Loi du 27 novembre 1933 concernant le recouvrement des contributions directes, des droits d'accise sur l'eau-de-vie et des cotisations d'assurance sociale.

Nous CHARLOTTE, par la grâce de Dieu Grande-Duchesse de Luxembourg, Duchesse de Nassau, etc., etc., etc. ;

Notre Conseil d'Etat entendu ;

De l'assentiment de la Chambre des députés ;

Vu la décision de la Chambre des députés du 16 novembre 1933 et celle du Conseil d'Etat du 17 du même mois, portant qu'il n'y a pas lieu à second vote ;

Avons ordonné et ordonnons :

Art. 1er.

Le Trésor a pour le recouvrement des contributions directes :

le droit d'exécution sur contrainte administrative ;
un privilège s'exerçant avant tout autre sur tous les meubles et autres effets mobiliers appartenant aux redevables en quelque lieu qu'ils se trouvent ;
une hypothèque légale dispensée d'inscription sur tous les immeubles des redevables.

Le privilège et l'hypothèque légale prennent cours à partir du 1er janvier de l'année d'imposition et cessent leur effet le 31 décembre de la deuxième année qui suit l'année de l'imposition.
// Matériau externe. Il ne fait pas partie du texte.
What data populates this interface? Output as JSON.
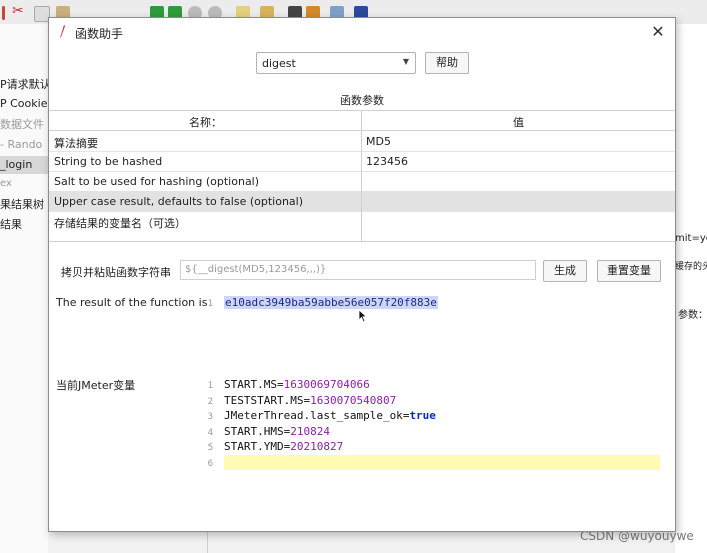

L'administration des contributions pourra demander aux étrangers qui viennent s'établir dans le pays et qui n'y possèdent pas d'immeubles, en garantie des impôts d'une année entière à évaluer par l'administration des contributions, la consignation d'une somme ou la présentation d'une caution solidaire solvable.

Art. 2.

Lorsqu'il échet de différer les mesures d'exécution immédiates, l'administration pourra requérir l'inscription de l'hypothèque légale. Cette inscription conserve à la créance du Trésor pendant deux années supplémentaires les garanties et le rang lui assignés par le n° 3 de l'art. 1er, à condition qu'elle soit prise avant le 31 décembre de l'année à la fin de laquelle l'hypothèque légale dispensée d'inscription doit s'éteindre.

Art. 3.

Le recouvrement des impositions communales, des taxes sur les véhicules à moteur mécanique, s'opérera et se poursuivra dans les mêmes formes et avec les mêmes privilège et hypothèque légale que celui des contributions directes.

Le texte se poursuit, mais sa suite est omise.